Я дал вам статью Стиглера в качестве некоего приближения к будущему, скорее как объявление или обещание чего-то, чем как актуальную вещь, хотя мне кажется очень важным, чтобы вы поняли, как она может быть прочитана в качестве такого обещания[94] . Не думаю, что можно назвать Стиглера дерридианцем в строгом смысле, но Деррида был очень добр к нему и открыл для него много возможностей, которые в противном случае остались бы для Стиглера закрытыми. Я хотел, чтобы вы увидели, как из дерридианской категории «восполнения» может возникнуть обновленное размышление о медиа. Именно так я воспринимаю Стиглера. Деррида никогда не взялся бы за исследование медиа. Но из дерридианства вытекает нечто чрезвычайно актуальное сегодня — определенная версия теории медиа (не буду говорить, что она единственная). В этом и заключался смысл статьи Стиглера: предвосхитить некоторые из тех вопросов, которые мы находим у Деррида, когда тот говорит о памяти.

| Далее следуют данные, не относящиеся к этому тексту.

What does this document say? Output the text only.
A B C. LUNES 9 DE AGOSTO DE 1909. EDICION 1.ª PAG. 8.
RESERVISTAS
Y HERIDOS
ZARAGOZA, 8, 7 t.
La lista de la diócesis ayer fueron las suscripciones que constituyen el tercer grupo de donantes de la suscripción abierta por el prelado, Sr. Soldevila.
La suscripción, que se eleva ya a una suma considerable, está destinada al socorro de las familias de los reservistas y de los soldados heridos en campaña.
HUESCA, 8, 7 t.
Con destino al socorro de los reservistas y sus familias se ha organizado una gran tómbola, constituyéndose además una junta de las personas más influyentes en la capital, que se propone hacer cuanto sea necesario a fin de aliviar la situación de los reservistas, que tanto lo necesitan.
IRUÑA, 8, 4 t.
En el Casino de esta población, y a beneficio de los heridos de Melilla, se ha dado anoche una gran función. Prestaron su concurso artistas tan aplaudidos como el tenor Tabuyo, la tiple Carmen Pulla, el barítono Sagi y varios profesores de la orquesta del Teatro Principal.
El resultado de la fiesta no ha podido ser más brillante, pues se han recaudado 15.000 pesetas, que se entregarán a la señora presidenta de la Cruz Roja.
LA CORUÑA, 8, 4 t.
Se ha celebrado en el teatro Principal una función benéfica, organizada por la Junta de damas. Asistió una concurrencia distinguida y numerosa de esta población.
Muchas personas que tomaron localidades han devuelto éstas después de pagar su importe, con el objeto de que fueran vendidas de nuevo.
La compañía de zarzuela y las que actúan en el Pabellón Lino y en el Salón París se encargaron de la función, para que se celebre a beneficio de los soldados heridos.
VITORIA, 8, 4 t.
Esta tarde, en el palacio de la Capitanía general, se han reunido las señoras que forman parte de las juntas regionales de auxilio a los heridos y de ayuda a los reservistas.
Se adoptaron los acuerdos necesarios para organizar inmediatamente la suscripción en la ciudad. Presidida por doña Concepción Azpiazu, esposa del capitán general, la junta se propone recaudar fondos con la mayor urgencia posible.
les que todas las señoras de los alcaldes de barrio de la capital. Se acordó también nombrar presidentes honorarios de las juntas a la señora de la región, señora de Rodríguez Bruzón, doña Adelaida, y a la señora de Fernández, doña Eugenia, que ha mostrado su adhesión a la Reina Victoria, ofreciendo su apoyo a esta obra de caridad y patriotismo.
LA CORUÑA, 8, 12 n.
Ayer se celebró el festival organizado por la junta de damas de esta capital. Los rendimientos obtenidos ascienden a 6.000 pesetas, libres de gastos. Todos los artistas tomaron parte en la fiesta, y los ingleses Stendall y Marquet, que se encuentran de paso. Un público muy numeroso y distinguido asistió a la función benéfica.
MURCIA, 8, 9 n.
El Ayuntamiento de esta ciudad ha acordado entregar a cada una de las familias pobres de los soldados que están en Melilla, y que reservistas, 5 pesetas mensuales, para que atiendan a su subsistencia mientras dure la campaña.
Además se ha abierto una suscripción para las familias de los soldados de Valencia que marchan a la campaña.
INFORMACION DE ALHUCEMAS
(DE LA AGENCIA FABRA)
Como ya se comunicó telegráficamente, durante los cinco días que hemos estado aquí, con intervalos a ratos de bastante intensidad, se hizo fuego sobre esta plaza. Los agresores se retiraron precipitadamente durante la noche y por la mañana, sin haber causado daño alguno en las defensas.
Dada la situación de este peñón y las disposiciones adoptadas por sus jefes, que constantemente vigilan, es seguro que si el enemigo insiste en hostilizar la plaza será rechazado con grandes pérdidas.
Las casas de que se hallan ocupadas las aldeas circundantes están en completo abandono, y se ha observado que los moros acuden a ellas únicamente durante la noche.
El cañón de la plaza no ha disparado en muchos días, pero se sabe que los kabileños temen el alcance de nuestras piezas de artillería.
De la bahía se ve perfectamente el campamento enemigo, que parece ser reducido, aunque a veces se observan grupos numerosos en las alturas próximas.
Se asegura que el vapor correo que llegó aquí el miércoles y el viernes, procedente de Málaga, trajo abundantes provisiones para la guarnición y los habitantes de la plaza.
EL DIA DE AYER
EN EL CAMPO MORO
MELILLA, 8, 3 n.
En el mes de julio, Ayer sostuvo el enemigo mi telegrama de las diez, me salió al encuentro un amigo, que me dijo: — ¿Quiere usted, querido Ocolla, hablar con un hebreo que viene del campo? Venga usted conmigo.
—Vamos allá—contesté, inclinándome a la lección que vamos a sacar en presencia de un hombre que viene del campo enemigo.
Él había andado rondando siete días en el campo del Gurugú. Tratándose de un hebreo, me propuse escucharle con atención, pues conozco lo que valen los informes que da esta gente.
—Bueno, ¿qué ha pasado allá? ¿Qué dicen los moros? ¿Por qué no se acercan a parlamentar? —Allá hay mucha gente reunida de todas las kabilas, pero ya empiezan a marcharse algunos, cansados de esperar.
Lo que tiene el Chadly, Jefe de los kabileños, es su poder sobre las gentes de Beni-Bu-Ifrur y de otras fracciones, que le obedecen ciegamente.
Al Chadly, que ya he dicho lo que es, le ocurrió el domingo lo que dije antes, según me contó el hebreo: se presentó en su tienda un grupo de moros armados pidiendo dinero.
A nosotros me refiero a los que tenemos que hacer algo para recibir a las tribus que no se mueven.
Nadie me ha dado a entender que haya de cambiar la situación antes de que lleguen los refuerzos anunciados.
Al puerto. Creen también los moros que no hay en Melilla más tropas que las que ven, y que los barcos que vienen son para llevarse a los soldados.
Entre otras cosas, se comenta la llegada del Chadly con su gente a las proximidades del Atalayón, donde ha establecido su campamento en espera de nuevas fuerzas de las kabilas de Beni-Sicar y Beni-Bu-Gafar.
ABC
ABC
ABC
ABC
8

Поскольку мы переходим к феминизму, возможно, мне стоит вернуться к вопросу о международных отношениях внутри философии. Я уже отмечал, что сегодня философия — будь то в Германии, Франции, Америке или где-нибудь еще — стала националистической. Американцы хотят вернуться к Уильяму Джеймсу и Пирсу. Немцам на самом деле и не нужно никуда возвращаться, поскольку они всё еще погружены в Гуссерля, Хайдеггера, Ницше и Гегеля. А французы, как ни странно, вместе с Делёзом возвращаются к своему единственному великому современному философу, потому что их традиция вплоть до Сартра была куда более механистической и академической, и этот единственный великий философ, конечно же, Бергсон. Мы обнаружим, что работы Бергсона о времени скрываются за многими из обсуждаемых нами вещей. Но что касается международных связей, я хочу — крайне схематично — отметить две из них. Гуссерль приехал в Париж в 1929 году и читал доклады в Сорбонне. Гуссерль — и это вполне уместно, учитывая, что дело было во Франции, — выступил с тем, что впоследствии назовет «Картезианскими медитациями». Конечно, между cogito Декарта и феноменологией существует давняя связь. Стало быть, такова одна из связей проблематики Гуссерля с теми проблемами, которые будут волновать и французскую феноменологию, и ее противников. И таким образом мы возвращаемся к Деррида.
Но затем, в 1930-е годы, в Париж приезжает русский: Александр Кожев. Он читает цикл лекций о Гегеле, и в частности о диалектике господина и раба. Кожев — очень интересный персонаж. Он бежал от революции, но в каком-то смысле остался верующим и сталинистом. Он приравнивает Сталина к гегелевскому Наполеону, а для Гегеля Наполеон — это мировой дух верхом на коне. Но в конечном счете Кожев умрет чиновником Европейского экономического сообщества в Брюсселе, так что его жизнь протекает по любопытной траектории. Но эти лекции о Гегеле — мощная реинтродукция Гегеля во Франции, и его появление слегка напоминает появление Парменида в Древней Греции. Лекции посещают все: молодой Сартр, молодой Мерло-Понти, молодой Лакан; все слушают эти лекции в середине тридцатых, включая людей, которых я еще не упоминал в рамках нашего курса — Жоржа Батая, Раймона Кено — и о которых хочу сказать буквально пару слов. Итак, связь Франции с немецкой философией вполне реальна, и об этом по-своему говорил Бадью в первом эссе, которое мы с вами читали.